The advocate for “full transparency” – who worked as licensed social worker and psychotherapist for over a decade before transitioning into TV, and often helps guests mend dysfunctional relationships on his chat show, Karamo – shared the detail in a new interview with Attitude, to be released in full next month.
Speaking to us ahead of the release of the new series of Queer Eye on 24 January, the star also got candid about his love life before Carlos, revealing he once went on “40 dates in 40 nights.”
“It was the first time I practiced something, which was full transparency on the first night,” the star explained of his first date with Carlos in 2021.
“We talked about everything from family to fears to finances. We showed each other our bank accounts and credit scores on the first night. Which seems odd to some, but we were putting everything out there.”
“We talked about everything from family to fears to finances” – Karamo on meeting his partner
“I met him when we were both in relationships, although there was no funny business going on,” the 43-year-old explained. “I was in a 10-year, he was in a four-year. We got talking about work on Instagram. Ironically, our conversation shifted to the issues we were having with our partners. The pandemic happened and we fell out of touch. In January 2021, I was like, now I want to flirt.”
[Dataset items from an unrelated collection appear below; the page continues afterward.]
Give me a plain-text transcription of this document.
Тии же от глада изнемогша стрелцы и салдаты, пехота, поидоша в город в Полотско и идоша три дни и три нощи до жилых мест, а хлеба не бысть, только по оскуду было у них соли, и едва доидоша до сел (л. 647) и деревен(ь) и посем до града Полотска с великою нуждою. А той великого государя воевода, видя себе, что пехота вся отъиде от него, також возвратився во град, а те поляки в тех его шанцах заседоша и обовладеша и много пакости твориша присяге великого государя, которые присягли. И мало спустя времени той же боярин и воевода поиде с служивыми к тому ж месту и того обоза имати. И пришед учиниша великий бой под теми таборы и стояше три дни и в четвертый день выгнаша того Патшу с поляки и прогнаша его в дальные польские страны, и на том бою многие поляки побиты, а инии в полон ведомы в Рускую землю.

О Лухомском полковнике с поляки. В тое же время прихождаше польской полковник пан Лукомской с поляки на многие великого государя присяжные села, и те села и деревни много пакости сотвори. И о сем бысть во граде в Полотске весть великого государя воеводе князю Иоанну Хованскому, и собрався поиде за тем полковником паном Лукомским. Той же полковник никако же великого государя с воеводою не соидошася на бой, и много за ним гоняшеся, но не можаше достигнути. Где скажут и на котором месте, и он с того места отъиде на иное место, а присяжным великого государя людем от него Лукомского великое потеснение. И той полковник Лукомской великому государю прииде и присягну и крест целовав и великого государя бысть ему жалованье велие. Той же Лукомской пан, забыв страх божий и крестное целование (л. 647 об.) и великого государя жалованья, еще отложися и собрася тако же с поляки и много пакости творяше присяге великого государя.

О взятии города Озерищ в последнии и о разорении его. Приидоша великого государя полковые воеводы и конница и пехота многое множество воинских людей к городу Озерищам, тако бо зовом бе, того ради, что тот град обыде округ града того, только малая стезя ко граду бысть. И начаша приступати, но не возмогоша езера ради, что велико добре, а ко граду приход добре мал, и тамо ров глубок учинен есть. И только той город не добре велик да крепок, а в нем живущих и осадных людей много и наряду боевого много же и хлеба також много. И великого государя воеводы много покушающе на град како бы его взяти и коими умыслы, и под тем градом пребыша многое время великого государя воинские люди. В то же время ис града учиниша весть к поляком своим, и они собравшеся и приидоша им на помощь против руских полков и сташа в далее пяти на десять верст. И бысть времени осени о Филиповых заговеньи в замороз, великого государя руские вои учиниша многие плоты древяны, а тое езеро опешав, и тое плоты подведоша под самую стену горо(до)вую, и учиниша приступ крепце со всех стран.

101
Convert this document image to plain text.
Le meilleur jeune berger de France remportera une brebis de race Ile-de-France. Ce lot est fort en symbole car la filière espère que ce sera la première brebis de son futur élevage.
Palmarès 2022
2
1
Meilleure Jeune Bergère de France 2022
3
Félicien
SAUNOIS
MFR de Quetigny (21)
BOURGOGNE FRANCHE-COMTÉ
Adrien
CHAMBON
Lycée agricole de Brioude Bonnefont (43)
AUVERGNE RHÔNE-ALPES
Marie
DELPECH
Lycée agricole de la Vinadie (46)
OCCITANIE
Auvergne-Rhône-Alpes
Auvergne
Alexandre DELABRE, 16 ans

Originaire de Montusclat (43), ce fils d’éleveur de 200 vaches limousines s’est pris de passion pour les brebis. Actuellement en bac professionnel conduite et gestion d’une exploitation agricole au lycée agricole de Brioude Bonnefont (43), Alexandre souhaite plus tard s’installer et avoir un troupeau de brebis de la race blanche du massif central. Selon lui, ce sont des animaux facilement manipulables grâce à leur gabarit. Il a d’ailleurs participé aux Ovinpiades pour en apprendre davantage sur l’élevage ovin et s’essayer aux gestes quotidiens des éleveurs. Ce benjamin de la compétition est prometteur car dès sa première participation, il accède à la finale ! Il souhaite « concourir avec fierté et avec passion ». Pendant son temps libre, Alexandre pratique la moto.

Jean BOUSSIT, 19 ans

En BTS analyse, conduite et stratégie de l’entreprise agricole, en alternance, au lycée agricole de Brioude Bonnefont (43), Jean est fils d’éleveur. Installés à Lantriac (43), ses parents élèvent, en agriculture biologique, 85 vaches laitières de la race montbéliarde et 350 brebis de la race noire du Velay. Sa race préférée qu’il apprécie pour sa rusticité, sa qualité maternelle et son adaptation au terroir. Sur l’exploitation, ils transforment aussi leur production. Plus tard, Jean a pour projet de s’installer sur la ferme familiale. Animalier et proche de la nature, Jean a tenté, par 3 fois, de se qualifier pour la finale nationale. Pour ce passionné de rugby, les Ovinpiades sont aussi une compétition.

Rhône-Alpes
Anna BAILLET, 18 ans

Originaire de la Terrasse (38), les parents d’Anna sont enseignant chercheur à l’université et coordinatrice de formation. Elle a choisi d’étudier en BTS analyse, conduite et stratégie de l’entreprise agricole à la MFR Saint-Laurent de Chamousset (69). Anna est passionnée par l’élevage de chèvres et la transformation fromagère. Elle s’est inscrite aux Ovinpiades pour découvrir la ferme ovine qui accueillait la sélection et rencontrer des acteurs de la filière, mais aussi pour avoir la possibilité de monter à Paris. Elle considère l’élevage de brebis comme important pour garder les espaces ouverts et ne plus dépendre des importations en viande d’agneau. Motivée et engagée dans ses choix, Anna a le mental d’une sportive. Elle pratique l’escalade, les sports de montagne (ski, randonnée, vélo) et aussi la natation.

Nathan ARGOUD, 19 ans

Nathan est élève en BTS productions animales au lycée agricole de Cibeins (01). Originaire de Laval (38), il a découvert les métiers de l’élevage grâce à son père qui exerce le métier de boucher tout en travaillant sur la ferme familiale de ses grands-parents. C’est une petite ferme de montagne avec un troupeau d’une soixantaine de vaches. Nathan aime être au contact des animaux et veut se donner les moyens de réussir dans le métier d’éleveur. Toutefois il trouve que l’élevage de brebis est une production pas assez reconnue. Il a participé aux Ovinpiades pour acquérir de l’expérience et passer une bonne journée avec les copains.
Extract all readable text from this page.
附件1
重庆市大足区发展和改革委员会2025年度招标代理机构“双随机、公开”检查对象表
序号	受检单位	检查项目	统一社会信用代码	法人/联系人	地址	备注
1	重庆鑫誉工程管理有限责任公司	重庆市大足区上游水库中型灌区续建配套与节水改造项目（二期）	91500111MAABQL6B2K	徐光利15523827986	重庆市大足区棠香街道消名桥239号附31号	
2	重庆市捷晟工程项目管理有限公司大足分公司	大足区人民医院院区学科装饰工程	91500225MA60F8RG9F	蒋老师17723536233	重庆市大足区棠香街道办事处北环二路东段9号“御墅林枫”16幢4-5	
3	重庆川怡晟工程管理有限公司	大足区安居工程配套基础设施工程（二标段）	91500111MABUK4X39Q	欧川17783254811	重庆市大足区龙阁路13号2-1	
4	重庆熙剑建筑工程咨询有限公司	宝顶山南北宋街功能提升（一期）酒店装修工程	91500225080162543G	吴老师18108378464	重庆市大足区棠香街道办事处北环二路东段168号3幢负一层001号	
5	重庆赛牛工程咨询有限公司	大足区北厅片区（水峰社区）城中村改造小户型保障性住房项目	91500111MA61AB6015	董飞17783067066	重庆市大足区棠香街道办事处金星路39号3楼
Karamo went on: “I hit him up and he was like: ‘I was just thinking about you – I broke up with my boyfriend!’ I was like: ‘Me too! Let’s have a date!’ Actually, it wasn’t that – we said we were going to get together and have sex, and that was it! That night we did not. We got there at 8am and stayed up until 6am talking. And crying.”
Talking about dating apps, Karamo said: “I did give them a go while I was single. I went all in. I did 40 dates in 40 nights – people on Tinder were like: ‘I don’t believe this is you!’ – and I hated every minute of it.
“I realised, because the access and availability of finding someone else, I thought there was no point in getting invested, asking more questions, or going to the next level. I hate dating apps, because they allow us to reject on one of the worst and most superficial levels of being human. I think we really haven’t seen the effects, especially in the LGBT community, of what this is doing to self-esteem, and our relationships with each other.
“That ability to find spaces, and each other, and hear each other’s stories, made us strong as a community. When you get to a point where all I have to do is look at a photo, and now I don’t like you? It’s a slippery slope. If I haven’t taken the right photo at the right angle, or put the right bio, now I’m not worthy of being learned about?”